1 Corinthians 10:1-5
The Old in the New Revealed
I have written in these pages before a line I learned from my father years ago: “The New Testament is in the Old Testament concealed; the Old is in the New revealed.” This short passage shows us this. Now Paul is setting up an argument that, as God overthrew the ancient Israelites in the desert for their faithlessness to Him years before, He may indeed do the same with these Corinthians who best heed the warnings from the Old Testament Scriptures. But I will save that for tomorrow. Today I wish to capitalize on the way that Paul reads the Old Testament, which is the way we should read the Old Testament; that is, in the light of Christ.
When I attended a left-of-center seminary years ago, we were taught to understand the Scriptures according to a model called the “historical-critical” method. We were to discover what the words which the prophet said, written in the text, meant to the original hearers. After divining that, we were then to preach what that message means to our listeners today in our sermon. Let us call this the “find out what it meant and then preach what it means” method of Scripture interpretation and sermon preparation. And when dealing with the Old Testament, how the New Testament writer understood the Old Testament passage was, well, not irrelevant, but certainly peripheral. Well, as you can plainly see, not allowing the New Testament to reveal the Old Testament’s inner meaning is to empty the Old of any Christological value, and simply leads to moralistic preaching.

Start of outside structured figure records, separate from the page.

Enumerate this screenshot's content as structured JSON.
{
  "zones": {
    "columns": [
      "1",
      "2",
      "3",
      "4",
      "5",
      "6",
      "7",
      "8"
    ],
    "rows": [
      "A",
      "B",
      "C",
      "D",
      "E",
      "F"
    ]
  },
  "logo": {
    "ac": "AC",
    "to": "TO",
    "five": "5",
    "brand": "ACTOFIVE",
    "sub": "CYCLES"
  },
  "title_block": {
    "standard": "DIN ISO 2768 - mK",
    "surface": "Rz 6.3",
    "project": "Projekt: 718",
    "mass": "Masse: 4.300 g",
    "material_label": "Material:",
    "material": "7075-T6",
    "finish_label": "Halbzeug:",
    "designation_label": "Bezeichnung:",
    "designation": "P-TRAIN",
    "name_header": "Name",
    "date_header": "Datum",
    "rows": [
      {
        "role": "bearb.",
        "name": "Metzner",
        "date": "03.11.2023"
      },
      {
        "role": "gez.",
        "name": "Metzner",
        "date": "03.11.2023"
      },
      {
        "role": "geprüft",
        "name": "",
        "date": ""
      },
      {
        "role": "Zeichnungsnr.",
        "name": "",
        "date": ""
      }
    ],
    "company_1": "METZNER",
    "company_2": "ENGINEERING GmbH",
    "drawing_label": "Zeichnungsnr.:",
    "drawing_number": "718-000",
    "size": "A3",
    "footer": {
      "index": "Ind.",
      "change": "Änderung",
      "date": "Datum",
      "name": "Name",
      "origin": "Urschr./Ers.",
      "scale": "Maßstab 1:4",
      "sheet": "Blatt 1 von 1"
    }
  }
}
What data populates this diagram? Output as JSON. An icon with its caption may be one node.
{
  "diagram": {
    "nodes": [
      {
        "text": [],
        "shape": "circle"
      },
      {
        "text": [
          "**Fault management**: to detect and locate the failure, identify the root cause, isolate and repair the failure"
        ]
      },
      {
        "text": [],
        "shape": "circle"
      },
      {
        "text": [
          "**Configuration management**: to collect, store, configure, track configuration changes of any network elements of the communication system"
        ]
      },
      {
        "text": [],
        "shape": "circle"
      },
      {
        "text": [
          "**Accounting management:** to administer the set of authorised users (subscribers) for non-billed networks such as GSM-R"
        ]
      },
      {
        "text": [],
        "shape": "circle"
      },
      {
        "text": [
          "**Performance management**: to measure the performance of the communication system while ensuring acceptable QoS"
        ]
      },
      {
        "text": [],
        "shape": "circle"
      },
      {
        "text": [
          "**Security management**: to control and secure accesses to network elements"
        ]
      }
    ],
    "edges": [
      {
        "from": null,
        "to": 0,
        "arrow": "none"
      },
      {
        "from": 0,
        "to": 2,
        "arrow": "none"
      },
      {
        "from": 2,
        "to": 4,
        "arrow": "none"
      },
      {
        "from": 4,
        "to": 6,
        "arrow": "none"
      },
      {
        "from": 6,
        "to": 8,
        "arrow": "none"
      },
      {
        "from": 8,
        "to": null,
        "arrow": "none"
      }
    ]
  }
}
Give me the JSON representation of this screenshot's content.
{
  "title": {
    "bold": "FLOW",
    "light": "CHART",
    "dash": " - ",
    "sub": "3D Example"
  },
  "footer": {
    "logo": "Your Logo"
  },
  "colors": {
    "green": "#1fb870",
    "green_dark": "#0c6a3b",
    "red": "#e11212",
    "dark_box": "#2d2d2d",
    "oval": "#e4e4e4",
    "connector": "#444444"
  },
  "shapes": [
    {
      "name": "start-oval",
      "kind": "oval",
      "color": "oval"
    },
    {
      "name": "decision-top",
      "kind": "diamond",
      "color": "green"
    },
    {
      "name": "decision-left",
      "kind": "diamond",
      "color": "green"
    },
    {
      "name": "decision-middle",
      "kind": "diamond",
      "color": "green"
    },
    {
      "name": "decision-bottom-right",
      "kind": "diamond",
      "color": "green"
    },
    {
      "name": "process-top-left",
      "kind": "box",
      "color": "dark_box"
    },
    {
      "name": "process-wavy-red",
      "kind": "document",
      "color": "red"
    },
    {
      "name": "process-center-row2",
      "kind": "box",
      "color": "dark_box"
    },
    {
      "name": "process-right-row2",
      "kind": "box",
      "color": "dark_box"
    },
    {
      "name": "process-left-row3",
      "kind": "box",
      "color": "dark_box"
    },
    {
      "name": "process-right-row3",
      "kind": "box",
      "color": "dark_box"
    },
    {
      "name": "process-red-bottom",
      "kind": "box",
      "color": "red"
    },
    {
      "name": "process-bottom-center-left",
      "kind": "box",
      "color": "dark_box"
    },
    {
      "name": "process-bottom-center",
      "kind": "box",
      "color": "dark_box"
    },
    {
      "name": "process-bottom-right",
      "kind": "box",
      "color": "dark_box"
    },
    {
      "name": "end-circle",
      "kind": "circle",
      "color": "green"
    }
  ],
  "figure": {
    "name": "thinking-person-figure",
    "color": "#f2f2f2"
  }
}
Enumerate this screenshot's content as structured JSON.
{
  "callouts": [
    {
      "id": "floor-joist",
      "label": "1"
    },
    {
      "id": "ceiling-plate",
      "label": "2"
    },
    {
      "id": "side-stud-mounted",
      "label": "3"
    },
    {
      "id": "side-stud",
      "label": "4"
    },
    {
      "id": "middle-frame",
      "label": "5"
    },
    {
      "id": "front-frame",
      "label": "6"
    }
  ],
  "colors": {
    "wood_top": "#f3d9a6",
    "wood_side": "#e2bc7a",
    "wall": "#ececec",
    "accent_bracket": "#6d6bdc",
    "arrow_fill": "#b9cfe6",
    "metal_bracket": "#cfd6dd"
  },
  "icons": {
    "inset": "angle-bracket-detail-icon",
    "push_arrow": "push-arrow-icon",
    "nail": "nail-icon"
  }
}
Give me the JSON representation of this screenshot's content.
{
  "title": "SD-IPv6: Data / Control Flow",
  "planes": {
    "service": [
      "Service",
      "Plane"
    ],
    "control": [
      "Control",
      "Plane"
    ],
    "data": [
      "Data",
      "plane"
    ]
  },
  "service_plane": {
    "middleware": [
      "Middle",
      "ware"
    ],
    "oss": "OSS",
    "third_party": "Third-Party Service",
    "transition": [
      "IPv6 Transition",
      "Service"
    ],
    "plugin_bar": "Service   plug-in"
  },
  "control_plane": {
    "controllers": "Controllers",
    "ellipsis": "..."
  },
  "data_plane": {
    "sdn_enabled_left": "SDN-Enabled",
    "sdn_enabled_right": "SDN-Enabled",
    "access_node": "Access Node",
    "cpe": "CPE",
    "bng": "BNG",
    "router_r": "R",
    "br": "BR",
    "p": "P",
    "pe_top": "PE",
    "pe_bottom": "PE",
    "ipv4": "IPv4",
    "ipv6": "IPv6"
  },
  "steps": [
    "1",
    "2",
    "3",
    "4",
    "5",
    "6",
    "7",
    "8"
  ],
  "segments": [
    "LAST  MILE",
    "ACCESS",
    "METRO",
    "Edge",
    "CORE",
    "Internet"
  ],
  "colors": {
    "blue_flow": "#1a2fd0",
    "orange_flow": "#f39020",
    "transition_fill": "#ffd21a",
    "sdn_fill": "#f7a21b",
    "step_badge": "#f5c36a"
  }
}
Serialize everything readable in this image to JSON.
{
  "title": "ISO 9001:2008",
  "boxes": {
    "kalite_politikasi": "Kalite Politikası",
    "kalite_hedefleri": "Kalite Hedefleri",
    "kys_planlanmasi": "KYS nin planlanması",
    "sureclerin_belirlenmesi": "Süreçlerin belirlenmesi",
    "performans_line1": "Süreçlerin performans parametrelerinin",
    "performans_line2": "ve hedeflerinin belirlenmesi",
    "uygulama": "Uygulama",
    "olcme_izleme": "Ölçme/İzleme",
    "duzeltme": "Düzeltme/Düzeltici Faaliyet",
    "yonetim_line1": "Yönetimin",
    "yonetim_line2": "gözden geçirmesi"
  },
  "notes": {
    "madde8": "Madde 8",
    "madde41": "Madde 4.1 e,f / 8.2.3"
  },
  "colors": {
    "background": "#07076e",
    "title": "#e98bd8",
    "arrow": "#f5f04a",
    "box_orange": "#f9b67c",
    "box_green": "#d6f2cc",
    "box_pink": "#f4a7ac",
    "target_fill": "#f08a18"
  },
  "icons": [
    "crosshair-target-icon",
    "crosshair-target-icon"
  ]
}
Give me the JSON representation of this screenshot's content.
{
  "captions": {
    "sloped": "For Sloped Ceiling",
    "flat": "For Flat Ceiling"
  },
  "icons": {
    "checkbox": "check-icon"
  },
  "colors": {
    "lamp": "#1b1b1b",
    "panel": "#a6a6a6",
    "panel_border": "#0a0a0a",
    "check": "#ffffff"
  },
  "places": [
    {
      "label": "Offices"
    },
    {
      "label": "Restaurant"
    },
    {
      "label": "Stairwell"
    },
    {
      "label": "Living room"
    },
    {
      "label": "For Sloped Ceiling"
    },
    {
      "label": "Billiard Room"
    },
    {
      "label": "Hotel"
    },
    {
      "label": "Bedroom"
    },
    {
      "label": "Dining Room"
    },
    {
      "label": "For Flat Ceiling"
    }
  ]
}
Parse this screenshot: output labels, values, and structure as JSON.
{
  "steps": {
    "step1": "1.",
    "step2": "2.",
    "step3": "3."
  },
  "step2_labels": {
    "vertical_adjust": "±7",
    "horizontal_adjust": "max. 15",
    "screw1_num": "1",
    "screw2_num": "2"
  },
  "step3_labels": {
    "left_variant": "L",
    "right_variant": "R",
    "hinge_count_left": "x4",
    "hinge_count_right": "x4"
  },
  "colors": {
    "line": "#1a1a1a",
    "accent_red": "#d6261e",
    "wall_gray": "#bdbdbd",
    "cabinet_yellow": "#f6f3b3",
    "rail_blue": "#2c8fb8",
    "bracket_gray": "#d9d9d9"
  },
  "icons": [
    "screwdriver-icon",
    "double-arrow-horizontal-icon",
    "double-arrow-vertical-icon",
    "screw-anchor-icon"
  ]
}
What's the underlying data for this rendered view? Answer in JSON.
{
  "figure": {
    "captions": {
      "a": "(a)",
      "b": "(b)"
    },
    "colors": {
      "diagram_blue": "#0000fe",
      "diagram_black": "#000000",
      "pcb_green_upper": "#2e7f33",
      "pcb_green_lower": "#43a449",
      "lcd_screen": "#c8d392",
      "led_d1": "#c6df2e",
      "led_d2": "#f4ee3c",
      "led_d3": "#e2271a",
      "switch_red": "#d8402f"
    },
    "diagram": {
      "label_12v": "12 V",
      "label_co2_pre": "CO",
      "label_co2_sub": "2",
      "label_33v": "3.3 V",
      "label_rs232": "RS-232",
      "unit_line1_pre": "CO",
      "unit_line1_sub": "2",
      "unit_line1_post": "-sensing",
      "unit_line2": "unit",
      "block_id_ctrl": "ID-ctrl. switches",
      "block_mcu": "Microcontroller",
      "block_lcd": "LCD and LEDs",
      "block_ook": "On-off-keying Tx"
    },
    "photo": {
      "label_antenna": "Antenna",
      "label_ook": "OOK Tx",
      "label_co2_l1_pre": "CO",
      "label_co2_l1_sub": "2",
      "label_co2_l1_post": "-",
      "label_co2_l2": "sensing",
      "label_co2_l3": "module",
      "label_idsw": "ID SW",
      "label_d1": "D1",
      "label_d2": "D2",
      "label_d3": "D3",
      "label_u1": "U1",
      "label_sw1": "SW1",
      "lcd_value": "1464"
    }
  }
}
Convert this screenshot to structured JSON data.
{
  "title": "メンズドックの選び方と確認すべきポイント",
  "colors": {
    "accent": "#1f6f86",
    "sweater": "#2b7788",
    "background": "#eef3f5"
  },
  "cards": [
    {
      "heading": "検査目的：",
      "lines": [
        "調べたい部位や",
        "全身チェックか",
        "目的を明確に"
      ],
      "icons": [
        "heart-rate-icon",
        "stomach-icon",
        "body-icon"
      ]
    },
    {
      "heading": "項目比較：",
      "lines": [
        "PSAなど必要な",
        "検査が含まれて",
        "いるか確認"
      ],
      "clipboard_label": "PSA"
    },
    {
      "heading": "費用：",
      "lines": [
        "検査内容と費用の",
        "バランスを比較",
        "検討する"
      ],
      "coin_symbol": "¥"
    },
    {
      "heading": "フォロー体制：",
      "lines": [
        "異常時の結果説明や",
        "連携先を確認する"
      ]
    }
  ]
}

If we will read the Scriptures aright, we must read them according to Christ. Our reason for adopting such a model is our Lord’s teaching the men on the road to Emmaus: “And beginning with Moses and all the prophets, he interpreted to them in all the Scriptures the things concerning himself” (Luke 24:27). And so the lamb which the Israelites sacrificed over Passover prefigured our Lord’s sacrifice; the Passover itself signified our Lord’s saving his people from coming judgment; crossing of the Red Sea under the cloud mentioned here was a type of baptism; the manna and water typify communion; the Rock, the presence of Christ. The Book of Hebrews applies this “typological” method throughout as it deals with the Old Testament, as do many places scattered throughout the New. This does not give us the right to make things up and see “types” in the Old Testament that aren’t there; however, we do intentionally strive to see how the Old Testament preaches Christ to us and make such our mindset when we read it. Otherwise, the Old Testament is a dead letter, and we know that’s not true.